Plunging treasury rates, some liquidity constraints, and global market uncertainty should have brought real estate transactions and subsequent defeasance volume to a halt, but it didn’t. Deals continue to push through, at industry volumes mirroring 2019, although transactions have felt different over the past six months with lenders, attorneys, and brokerage firms mostly working from home, physically away from their teams and normal systems. Some second-quarter deals in the pipeline ‘died’ or were put on hold indefinitely, while most others were merely delayed but still closed.
The ratio of pre-COVID defeasance closings were historically split evenly between sales and refinances.
Since March, that distribution had strongly tilted towards refinances, representing ~80% of our defeasance deal flow, as investor confidence plummeted and few price adjustments were given from Sellers even with the uncertainty associated with the pandemic; however, in the past few weeks, sales/dispositions have been starting to come back into our pipeline.
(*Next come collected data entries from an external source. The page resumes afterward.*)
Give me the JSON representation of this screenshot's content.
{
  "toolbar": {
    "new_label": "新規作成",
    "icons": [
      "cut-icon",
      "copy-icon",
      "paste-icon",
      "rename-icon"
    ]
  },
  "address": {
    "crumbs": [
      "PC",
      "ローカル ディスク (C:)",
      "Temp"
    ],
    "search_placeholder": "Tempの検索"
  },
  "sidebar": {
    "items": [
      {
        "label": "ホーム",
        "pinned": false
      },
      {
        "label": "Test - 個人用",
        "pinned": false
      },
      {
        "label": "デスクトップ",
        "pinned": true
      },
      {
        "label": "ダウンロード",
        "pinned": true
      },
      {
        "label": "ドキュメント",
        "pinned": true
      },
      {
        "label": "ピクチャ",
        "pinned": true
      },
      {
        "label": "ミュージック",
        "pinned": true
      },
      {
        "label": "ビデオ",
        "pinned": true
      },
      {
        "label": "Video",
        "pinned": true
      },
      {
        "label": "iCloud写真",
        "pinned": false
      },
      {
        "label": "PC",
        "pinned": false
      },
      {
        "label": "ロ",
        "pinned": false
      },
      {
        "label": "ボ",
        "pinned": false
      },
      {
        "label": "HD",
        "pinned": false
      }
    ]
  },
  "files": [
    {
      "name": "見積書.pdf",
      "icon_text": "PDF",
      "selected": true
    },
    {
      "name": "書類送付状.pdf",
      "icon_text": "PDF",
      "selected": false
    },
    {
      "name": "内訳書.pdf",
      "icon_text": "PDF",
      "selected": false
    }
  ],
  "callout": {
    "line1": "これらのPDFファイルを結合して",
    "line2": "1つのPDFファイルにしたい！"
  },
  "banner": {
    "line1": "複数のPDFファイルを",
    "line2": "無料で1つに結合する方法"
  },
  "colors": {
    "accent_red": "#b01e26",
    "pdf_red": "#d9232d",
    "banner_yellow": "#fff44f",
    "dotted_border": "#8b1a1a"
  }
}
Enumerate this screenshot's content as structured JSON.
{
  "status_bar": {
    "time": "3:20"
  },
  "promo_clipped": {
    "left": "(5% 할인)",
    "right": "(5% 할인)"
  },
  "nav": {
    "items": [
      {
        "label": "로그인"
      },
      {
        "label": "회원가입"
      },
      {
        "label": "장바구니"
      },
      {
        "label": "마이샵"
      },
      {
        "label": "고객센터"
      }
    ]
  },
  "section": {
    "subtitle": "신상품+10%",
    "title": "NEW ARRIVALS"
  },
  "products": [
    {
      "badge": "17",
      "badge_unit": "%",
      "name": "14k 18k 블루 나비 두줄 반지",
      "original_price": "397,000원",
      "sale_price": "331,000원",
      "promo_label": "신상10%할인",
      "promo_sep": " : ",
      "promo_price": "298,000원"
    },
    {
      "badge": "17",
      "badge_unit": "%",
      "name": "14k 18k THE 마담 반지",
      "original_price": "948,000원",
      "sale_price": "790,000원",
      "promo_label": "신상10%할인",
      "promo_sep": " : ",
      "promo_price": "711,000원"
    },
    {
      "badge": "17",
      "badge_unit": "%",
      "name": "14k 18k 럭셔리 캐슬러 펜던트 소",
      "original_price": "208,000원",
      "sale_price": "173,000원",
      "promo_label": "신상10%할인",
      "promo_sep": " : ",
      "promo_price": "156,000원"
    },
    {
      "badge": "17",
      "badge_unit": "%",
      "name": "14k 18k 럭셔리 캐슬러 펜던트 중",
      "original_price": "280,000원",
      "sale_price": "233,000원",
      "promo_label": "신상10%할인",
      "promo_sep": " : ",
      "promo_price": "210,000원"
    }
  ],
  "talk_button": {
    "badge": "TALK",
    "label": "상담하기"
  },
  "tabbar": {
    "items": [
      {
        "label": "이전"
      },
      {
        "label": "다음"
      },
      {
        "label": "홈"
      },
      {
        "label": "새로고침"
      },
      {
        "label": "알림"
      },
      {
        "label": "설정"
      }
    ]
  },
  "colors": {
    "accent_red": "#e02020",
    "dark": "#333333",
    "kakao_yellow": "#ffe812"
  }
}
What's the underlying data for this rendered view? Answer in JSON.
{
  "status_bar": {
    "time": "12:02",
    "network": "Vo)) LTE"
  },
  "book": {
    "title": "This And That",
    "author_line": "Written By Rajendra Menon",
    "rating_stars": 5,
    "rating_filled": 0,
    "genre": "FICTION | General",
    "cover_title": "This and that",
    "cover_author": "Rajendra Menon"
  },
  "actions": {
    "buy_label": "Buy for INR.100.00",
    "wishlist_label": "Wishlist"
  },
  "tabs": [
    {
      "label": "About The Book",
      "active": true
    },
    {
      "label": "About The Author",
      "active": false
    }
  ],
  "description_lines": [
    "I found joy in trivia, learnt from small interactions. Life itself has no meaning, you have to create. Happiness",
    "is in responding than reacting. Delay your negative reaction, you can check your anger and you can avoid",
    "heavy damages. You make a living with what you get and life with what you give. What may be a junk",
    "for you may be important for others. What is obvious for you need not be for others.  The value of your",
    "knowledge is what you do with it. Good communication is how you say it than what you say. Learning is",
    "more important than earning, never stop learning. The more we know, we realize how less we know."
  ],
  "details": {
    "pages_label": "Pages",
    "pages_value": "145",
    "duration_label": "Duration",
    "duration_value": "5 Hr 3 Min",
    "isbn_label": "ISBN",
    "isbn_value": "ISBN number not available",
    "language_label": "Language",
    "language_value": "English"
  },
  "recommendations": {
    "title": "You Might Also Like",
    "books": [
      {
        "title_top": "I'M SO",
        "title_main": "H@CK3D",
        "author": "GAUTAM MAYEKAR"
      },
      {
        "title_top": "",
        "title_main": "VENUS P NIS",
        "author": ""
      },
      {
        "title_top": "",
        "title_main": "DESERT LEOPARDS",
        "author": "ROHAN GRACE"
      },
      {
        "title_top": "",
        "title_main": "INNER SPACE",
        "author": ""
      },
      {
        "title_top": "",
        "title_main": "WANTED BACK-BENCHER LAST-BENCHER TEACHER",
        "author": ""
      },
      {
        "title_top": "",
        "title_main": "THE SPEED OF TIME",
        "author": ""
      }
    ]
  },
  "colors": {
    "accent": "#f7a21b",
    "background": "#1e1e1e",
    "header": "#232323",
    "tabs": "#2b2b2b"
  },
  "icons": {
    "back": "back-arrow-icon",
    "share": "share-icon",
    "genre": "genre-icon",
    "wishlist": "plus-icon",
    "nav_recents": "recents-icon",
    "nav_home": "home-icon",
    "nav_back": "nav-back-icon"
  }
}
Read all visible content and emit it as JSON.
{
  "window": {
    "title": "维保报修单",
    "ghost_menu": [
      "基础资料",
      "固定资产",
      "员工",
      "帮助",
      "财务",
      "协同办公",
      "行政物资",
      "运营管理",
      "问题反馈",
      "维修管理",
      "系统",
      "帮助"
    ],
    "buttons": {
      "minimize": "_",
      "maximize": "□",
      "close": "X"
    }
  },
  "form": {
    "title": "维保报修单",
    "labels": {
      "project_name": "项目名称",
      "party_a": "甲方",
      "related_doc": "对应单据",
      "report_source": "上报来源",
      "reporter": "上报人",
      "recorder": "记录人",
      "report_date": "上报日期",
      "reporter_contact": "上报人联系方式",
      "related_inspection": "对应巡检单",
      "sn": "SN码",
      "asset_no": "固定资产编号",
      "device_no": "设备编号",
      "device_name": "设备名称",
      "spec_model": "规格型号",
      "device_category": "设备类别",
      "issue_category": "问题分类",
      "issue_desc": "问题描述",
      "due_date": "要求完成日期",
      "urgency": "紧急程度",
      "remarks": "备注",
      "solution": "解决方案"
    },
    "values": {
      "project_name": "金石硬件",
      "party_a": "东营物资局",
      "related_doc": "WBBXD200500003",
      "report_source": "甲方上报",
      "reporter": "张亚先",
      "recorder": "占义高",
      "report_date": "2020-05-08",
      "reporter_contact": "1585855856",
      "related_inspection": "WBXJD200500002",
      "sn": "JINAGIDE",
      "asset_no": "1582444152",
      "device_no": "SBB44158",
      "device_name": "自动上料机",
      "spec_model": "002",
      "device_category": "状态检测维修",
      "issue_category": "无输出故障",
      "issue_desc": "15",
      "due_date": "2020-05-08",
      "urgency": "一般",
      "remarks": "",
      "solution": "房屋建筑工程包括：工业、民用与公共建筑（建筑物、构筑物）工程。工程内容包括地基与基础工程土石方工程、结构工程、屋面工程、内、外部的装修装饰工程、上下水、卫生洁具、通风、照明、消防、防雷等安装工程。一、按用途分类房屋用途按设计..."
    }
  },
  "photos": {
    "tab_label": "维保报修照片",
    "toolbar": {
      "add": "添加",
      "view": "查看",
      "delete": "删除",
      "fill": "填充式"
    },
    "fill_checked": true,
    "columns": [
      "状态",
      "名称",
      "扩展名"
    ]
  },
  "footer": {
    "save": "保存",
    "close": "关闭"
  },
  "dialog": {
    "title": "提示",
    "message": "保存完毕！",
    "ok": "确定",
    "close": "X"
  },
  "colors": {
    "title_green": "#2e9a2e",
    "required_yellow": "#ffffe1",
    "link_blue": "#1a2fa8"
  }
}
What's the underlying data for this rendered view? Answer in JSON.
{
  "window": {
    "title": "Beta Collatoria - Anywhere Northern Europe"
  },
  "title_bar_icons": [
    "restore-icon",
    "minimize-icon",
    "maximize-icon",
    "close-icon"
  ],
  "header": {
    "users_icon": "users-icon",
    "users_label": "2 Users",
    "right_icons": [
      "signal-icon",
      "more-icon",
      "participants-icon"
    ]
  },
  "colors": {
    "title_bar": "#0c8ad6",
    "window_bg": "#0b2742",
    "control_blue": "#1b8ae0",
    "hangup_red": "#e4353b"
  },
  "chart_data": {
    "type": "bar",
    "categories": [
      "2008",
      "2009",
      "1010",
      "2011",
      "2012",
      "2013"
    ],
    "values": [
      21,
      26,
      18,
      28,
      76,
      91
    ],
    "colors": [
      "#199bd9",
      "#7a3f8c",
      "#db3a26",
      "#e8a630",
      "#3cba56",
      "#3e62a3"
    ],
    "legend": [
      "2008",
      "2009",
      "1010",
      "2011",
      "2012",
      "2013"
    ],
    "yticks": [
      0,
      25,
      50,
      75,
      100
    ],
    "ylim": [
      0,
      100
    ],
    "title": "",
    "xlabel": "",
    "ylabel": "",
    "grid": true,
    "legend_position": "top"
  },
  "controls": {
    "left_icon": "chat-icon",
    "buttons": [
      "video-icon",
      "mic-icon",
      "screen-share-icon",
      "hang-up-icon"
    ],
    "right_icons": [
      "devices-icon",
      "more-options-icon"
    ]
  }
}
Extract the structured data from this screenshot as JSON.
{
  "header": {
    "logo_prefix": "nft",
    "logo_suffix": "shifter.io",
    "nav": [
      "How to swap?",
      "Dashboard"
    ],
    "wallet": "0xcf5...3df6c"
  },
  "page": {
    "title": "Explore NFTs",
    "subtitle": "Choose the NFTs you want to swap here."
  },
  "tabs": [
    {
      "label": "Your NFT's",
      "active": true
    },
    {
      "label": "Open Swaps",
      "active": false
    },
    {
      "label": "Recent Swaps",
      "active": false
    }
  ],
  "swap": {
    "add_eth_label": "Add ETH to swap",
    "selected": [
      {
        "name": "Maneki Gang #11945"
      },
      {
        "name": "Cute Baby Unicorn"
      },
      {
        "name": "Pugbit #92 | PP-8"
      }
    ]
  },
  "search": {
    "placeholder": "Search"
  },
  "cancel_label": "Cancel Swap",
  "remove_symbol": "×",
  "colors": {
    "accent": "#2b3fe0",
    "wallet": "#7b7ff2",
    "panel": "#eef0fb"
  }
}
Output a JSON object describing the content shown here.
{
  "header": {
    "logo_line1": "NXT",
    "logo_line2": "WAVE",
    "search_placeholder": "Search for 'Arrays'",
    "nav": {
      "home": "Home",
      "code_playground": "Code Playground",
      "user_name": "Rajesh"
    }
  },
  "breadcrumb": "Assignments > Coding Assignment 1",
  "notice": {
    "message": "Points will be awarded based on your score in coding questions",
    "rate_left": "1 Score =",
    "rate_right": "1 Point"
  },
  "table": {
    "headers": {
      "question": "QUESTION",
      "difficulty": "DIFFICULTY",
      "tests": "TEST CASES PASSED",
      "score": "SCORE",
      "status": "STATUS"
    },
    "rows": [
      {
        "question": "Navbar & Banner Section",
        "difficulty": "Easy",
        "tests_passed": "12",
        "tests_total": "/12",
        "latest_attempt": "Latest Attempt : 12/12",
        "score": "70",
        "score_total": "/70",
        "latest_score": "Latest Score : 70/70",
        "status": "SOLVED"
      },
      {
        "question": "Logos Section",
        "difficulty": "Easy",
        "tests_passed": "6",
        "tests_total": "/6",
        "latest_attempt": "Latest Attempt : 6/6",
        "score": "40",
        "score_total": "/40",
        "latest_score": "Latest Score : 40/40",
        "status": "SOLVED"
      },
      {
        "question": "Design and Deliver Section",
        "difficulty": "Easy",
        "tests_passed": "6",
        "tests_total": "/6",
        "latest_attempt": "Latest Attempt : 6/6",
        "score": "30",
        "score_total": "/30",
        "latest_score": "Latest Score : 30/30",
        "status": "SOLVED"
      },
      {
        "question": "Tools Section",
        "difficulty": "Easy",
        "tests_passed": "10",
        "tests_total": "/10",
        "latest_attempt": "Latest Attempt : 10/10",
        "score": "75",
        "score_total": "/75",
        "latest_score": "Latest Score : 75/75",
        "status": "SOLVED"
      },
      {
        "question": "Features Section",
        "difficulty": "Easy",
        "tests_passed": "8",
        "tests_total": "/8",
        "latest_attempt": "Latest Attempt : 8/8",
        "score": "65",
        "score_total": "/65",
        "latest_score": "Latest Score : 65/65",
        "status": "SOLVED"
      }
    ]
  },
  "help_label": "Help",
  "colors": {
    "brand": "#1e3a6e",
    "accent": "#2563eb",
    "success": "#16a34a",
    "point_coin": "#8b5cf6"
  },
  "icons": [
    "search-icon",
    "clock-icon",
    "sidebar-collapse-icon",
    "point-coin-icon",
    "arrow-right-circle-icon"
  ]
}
Multifamily transactions have steadily led defeasance volume over the past few years, and the COVID activity has pushed the multifamily dominance to over 70% of all current defeasances closed. If mobile home parks, industrial, and self-storage properties are included into these totals, the percentage increases to ~90% of all defeasance activity. Loan fundings from Freddie Mac and Fannie Mae have played an important role in driving multifamily volume by providing liquidity with historically low fixed interest rates, many of which are currently in the mid to high 2.00% range.
Logically, retail and hospitality transactions have been market laggards and most affected during this time; however, we continue to quote early exit scenarios for hotels and shopping centers. Only 7 Hospitality and 25 Retail properties were defeased since March, respectively, making up 1.5% and 5% of defeasance volume. Limited lender options, occupancy/tenant issues, and a battered outlook were key factors in the reduced volume.
In total, nearly 500 CMBS and Freddie Mac loans were defeased industry-wide from March through July.
While slightly surprising, that number was bolstered by many loans structured as portfolio-wide refinances with a single Sponsor; an example being the $2.4 Billion refinance of 67 multifamily properties for Southern Management Corp, which closed in May. Average defeasance costs that Borrowers paid during COVID were ~13% of the outstanding loan balance, representing average terms to maturity of less than 3 years and 4.45% average interest rates.
As the government stimulus packages and Payment Protection Program loans come to an end with no clear guidance for future government assistance, the CRE market could feel additional pain with lingering tenant issues, temporary halts for residential evictions, rent collection ambiguity, and maturing debt. Servicers and lenders continue to work through forbearance options, and sponsors are exploring all avenues for their troubled properties. These COVID times remain different than the 2008 financial crisis as CRE transactions continue to progress versus grinding to a halt. Short term investor confidence ebbs and flows with market volatility while the long term value of certain property types remain in balance with looming economic uncertainty. Our firm alone has been engaged in 75+ new defeasance transactions since July, giving us hope that the CRE industry will continue to fight through the pandemic.